To keep the retail investor out of the fund, ETFs could only be created in large blocks, which would also cut costs. The original SPDR was $100 a share for 50,000 shares. Only “authorized participants,” that is, designated, large investment companies, would be able to trade in and out of the funds. Retail investors would only be able to trade ETFs on the stock exchange.
The idea of buying positions in the ETF with stock deposited with the fund instead of money is what makes it possible to arbitrage. Most and his legal team — headed by “SPDR Woman,” Kathleen Moriarty, a partner at the New York–based law firm Katten Muchin Rosenman, had to persuade the National Securities Clearing Corporation (NSCC, now a subsidiary of the Depository Trust and Clearing Corporation) to build a new system that would permit issuance of the ETFs using deposit of stocks instead of money. The standard clearing system at the time would only transfer stock in one direction and money in the other.
The potential for arbitrage keeping the ETF tracking the net asset value of the fund was important since without this the ETF might have acted like a closed-end fund. Arbitrage enables tracking of the ETF to the underlying index. The ability to purchase the portfolio of stocks needed to create the ETFs at any time during the trading day and have it match the NAV of the fund at the end of the day is essential. Taxable investors were freed from the capital gains that mutual funds distribute at year end, due to the redemption process of delivering out stock instead of money.
It took three years for Most to convince Amex to invest in the ETF creation and another three for the first ETF to make it through the arduous SEC approval process. Most was then 79 years old. The first buyers were institutions that used the SPDR for temporary positioning. Because investors could short the product on the downtick, it was used for hedging and began to compete with futures.
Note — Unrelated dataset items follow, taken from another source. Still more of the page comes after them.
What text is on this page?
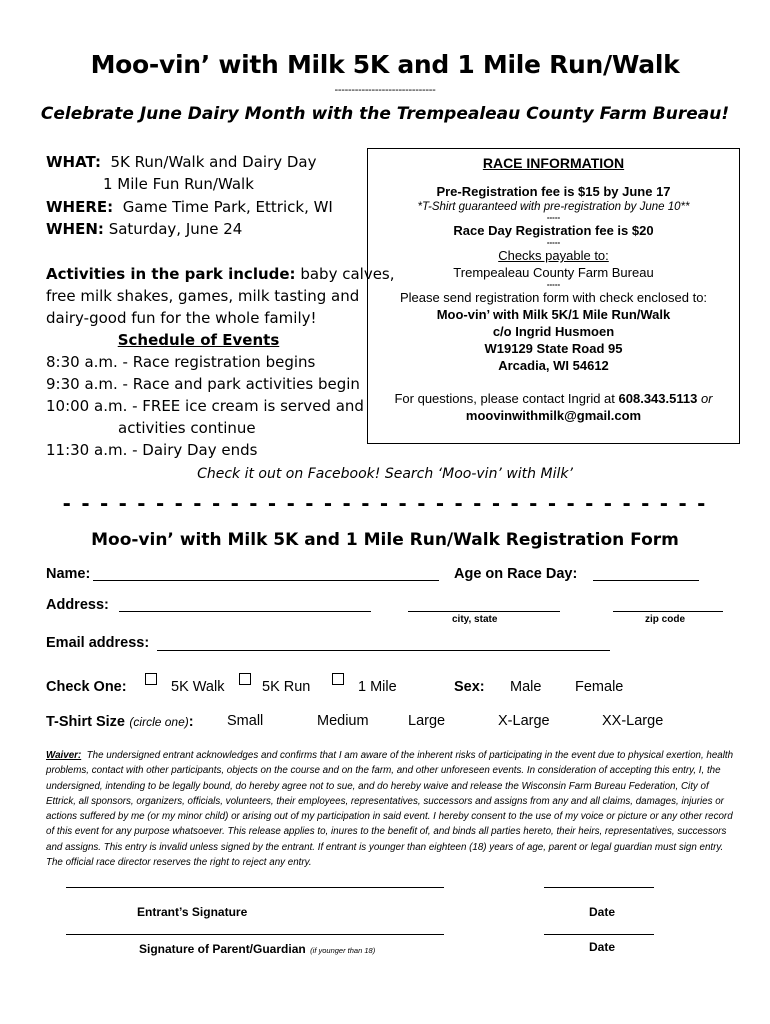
Moo-vin’ with Milk 5K and 1 Mile Run/Walk
------------------------------
Celebrate June Dairy Month with the Trempealeau County Farm Bureau!
WHAT: 5K Run/Walk and Dairy Day
1 Mile Fun Run/Walk
WHERE: Game Time Park, Ettrick, WI
WHEN: Saturday, June 24
Activities in the park include: baby calves,
free milk shakes, games, milk tasting and
dairy-good fun for the whole family!
Schedule of Events
8:30 a.m. - Race registration begins
9:30 a.m. - Race and park activities begin
10:00 a.m. - FREE ice cream is served and
activities continue
11:30 a.m. - Dairy Day ends
RACE INFORMATION
Pre-Registration fee is $15 by June 17
*T-Shirt guaranteed with pre-registration by June 10**
-----
Race Day Registration fee is $20
-----
Checks payable to:
Trempealeau County Farm Bureau
-----
Please send registration form with check enclosed to:
Moo-vin’ with Milk 5K/1 Mile Run/Walk
c/o Ingrid Husmoen
W19129 State Road 95
Arcadia, WI 54612
For questions, please contact Ingrid at 608.343.5113 or
moovinwithmilk@gmail.com
Check it out on Facebook! Search ‘Moo-vin’ with Milk’
- - - - - - - - - - - - - - - - - - - - - - - - - - - - - - - - - - -
Moo-vin’ with Milk 5K and 1 Mile Run/Walk Registration Form
Name:	Age on Race Day:
Address:
city, state	zip code
Email address:
Check One:	5K Walk	5K Run	1 Mile	Sex: Male Female
T-Shirt Size (circle one): Small	Medium	Large	X-Large	XX-Large
Waiver: The undersigned entrant acknowledges and confirms that I am aware of the inherent risks of participating in the event due to physical exertion, health problems, contact with other participants, objects on the course and on the farm, and other unforeseen events. In consideration of accepting this entry, I, the undersigned, intending to be legally bound, do hereby agree not to sue, and do hereby waive and release the Wisconsin Farm Bureau Federation, City of Ettrick, all sponsors, organizers, officials, volunteers, their employees, representatives, successors and assigns from any and all claims, damages, injuries or actions suffered by me (or my minor child) or arising out of my participation in said event. I hereby consent to the use of my voice or picture or any other record of this event for any purpose whatsoever. This release applies to, inures to the benefit of, and binds all parties hereto, their heirs, representatives, successors and assigns. This entry is invalid unless signed by the entrant. If entrant is younger than eighteen (18) years of age, parent or legal guardian must sign entry. The official race director reserves the right to reject any entry.
Entrant’s Signature	Date
Signature of Parent/Guardian (if younger than 18)	Date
In 2004, Most envisioned the coming of actively managed ETFs as well as commodity and gold ETFs. “The ETF structure can be used for almost anything,” he said. “As long as the underlying product has liquidity of trading, you could trade almost anything in this structure.” He added, “There’s just a tremendous market out there, and we’re stuck if we’re limited to just using equity indexes. Someday someone will decide that the opportunity is too great to ignore.” Cerulli Associates in Boston agrees. They project that ETF assets will grow to more than $2 trillion in the next two years and reach $4 trillion in 2017.